Rather than return to my desk I decide to take a walk. I walk out into the bank’s office. I am suddenly recognized. I understand I have returned recently but that I worked here earlier. Many people want to talk to me. People I would have expected had long forgotten me. One girl seems particularly happy to see me. But she is also disappointed. “I thought you would have been famous,” she says. “This is the last place I thought I’d see you again,” she adds. She decides we are going to have lunch. Or brunch. She very nearly forces me to join her. I don’t know her in real life but I knew her in my dream. We are having brunch. It’s along an extra wall but still in the bank. Everything is a little odd about the brunch. Example: my coffee is served in a loose cup suspended on a candlestick. My SugarTwin packet, there was only one, was empty when I opened it. When I try to remove the hanging cup, which was not much larger than a thimble, it swings down and spills its limited contents all over the table. But the girl is very friendly. We go out on a balcony for a cigarette.

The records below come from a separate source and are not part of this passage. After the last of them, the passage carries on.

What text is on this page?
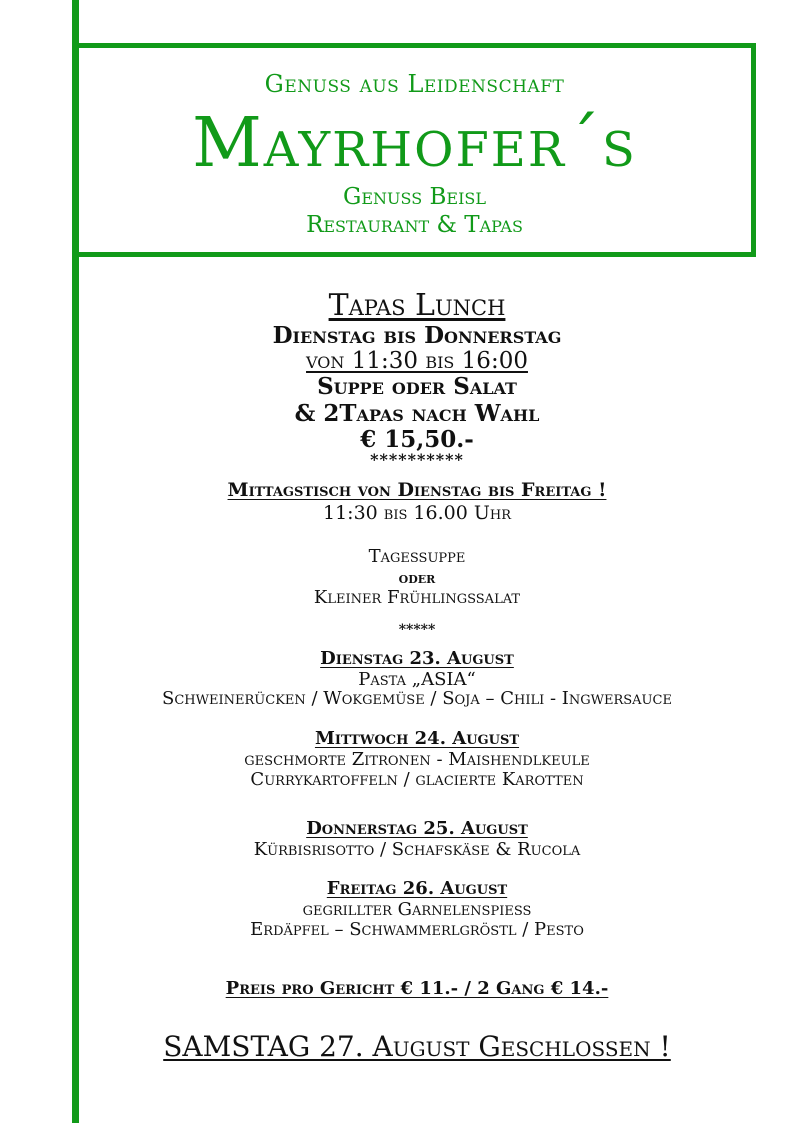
Genuss aus Leidenschaft
Mayrhofer´s
Genuss Beisl
Restaurant & Tapas
Tapas Lunch
Dienstag bis Donnerstag
von 11:30 bis 16:00
Suppe oder Salat
& 2Tapas nach Wahl
€ 15,50.-
**********
Mittagstisch von Dienstag bis Freitag !
11:30 bis 16.00 Uhr
Tagessuppe
oder
Kleiner Frühlingssalat
*****
Dienstag 23. August
Pasta „ASIA“
Schweinerücken / Wokgemüse / Soja – Chili - Ingwersauce
Mittwoch 24. August
geschmorte Zitronen - Maishendlkeule
Currykartoffeln / glacierte Karotten
Donnerstag 25. August
Kürbisrisotto / Schafskäse & Rucola
Freitag 26. August
gegrillter Garnelenspiess
Erdäpfel – Schwammerlgröstl / Pesto
Preis pro Gericht € 11.- / 2 Gang € 14.-
SAMSTAG 27. August Geschlossen !
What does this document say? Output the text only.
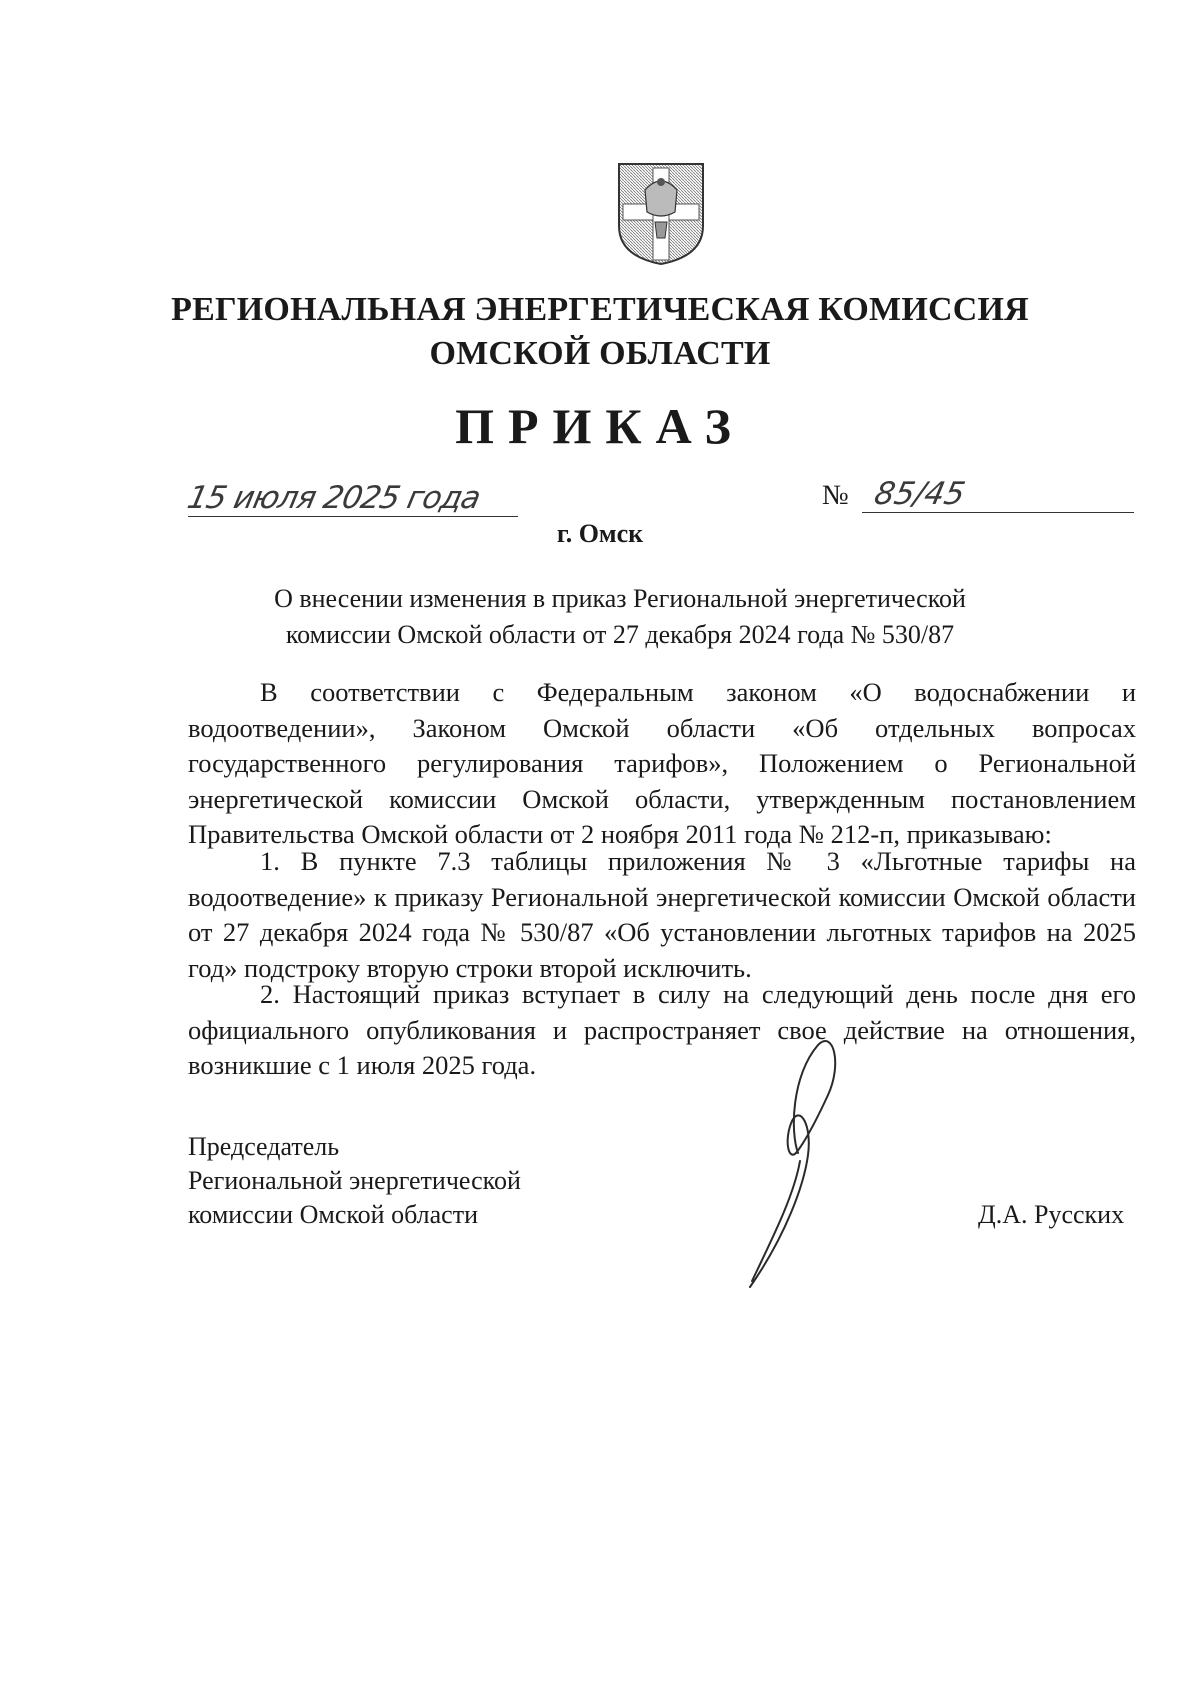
РЕГИОНАЛЬНАЯ ЭНЕРГЕТИЧЕСКАЯ КОМИССИЯ
ОМСКОЙ ОБЛАСТИ
ПРИКАЗ
15 июля 2025 года	№ 85/45
г. Омск
О внесении изменения в приказ Региональной энергетической
комиссии Омской области от 27 декабря 2024 года № 530/87

В соответствии с Федеральным законом «О водоснабжении и водоотведении», Законом Омской области «Об отдельных вопросах государственного регулирования тарифов», Положением о Региональной энергетической комиссии Омской области, утвержденным постановлением Правительства Омской области от 2 ноября 2011 года № 212-п, приказываю:

1. В пункте 7.3 таблицы приложения № 3 «Льготные тарифы на водоотведение» к приказу Региональной энергетической комиссии Омской области от 27 декабря 2024 года № 530/87 «Об установлении льготных тарифов на 2025 год» подстроку вторую строки второй исключить.

2. Настоящий приказ вступает в силу на следующий день после дня его официального опубликования и распространяет свое действие на отношения, возникшие с 1 июля 2025 года.

Председатель
Региональной энергетической
комиссии Омской области	Д.А. Русских
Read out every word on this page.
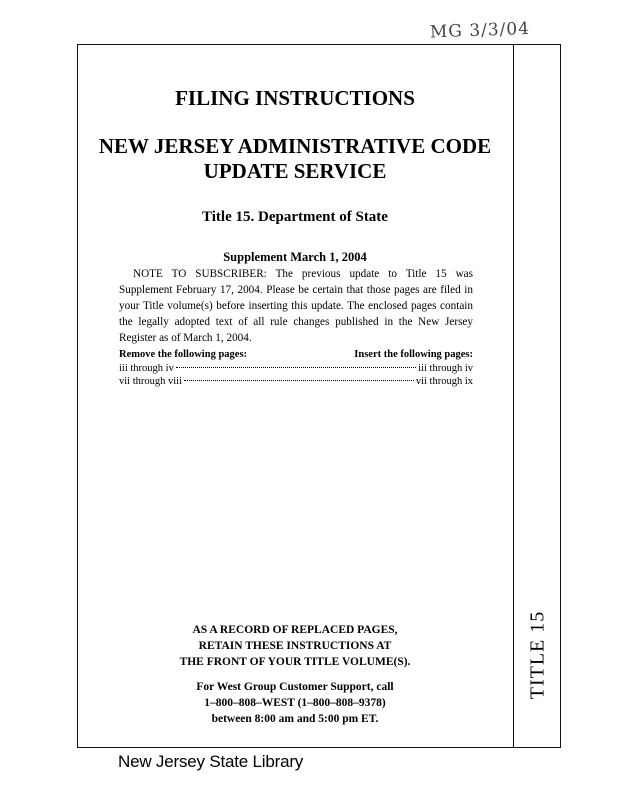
MG 3/3/04
TITLE 15
FILING INSTRUCTIONS
NEW JERSEY ADMINISTRATIVE CODE
UPDATE SERVICE
Title 15. Department of State
Supplement March 1, 2004

NOTE TO SUBSCRIBER: The previous update to Title 15 was Supplement February 17, 2004. Please be certain that those pages are filed in your Title volume(s) before inserting this update. The enclosed pages contain the legally adopted text of all rule changes published in the New Jersey Register as of March 1, 2004.

Remove the following pages:	Insert the following pages:
iii through iv	iii through iv
vii through viii	vii through ix
AS A RECORD OF REPLACED PAGES,
RETAIN THESE INSTRUCTIONS AT
THE FRONT OF YOUR TITLE VOLUME(S).
For West Group Customer Support, call
1–800–808–WEST (1–800–808–9378)
between 8:00 am and 5:00 pm ET.
New Jersey State Library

As we are about to finish, my boss and my management friend, swoop out like hungry darkness onto the balcony. We, myself and the brunching girl, are scolded in front of dozens of people. We are scolded like misbehaving schoolchildren. Instead of stamping out my cigarette and rushing back to work, I continue to smoke during my speech-making. I don’t remember the contents of the speech exactly, except that it was logical and forceful and brilliant without being defensive. I reveal that I know I’m about to be laid off and I have little incentive. I decry their work and the environment as pointless and ill-conceived while offering up much more palatable options. I also say something about making myself available for extra work often and without complaint. When my boss has gone white and quiet and when the crowd of onlookers has become mute, I excuse myself and return to the room. Without having been fired yet, I set to my work. Yes, out of spite, but nonetheless, working.
A new woman comes into the room and asks to speak with me. She asks my boss permission to take me out of the room, which my boss at last begrudges her. I am taken to her corner of the office. It is nondescript except there is what looks like an inflatable beanbag chair. It’s not. That’s my purse, or something, the woman explains. I sit instead on an oddly placed chair. I notice a guardsman with a dog. The guard is standing, looking rather severe, in the front by the main exit. Shall I be killed? Shall I be escorted out? The guardsman points a rifle at me, above me and shoots. A piñata, what was a piñata, explodes directly over my head. Toys and colorful streamers rain down around me.
The woman I don’t know this woman explains the toys one by one. This one is a shiny metallic vibrating cord. I say that my dog will have a lot of fun with it. This one is a light that projects directly above it a revolving cube of the primary and secondary colors. It’s fascinating. This light produces a large squared boxing ring not only of light but also of substance. So many party tricks. I understand these gifts are for me. Because of my ongoing fight against the corporation, against menial and insipid work, and against cruel managers. That’s all I remember.
Incidentally, I’m not unaware that the dream, save for myself, was entirely populated by women. How curious.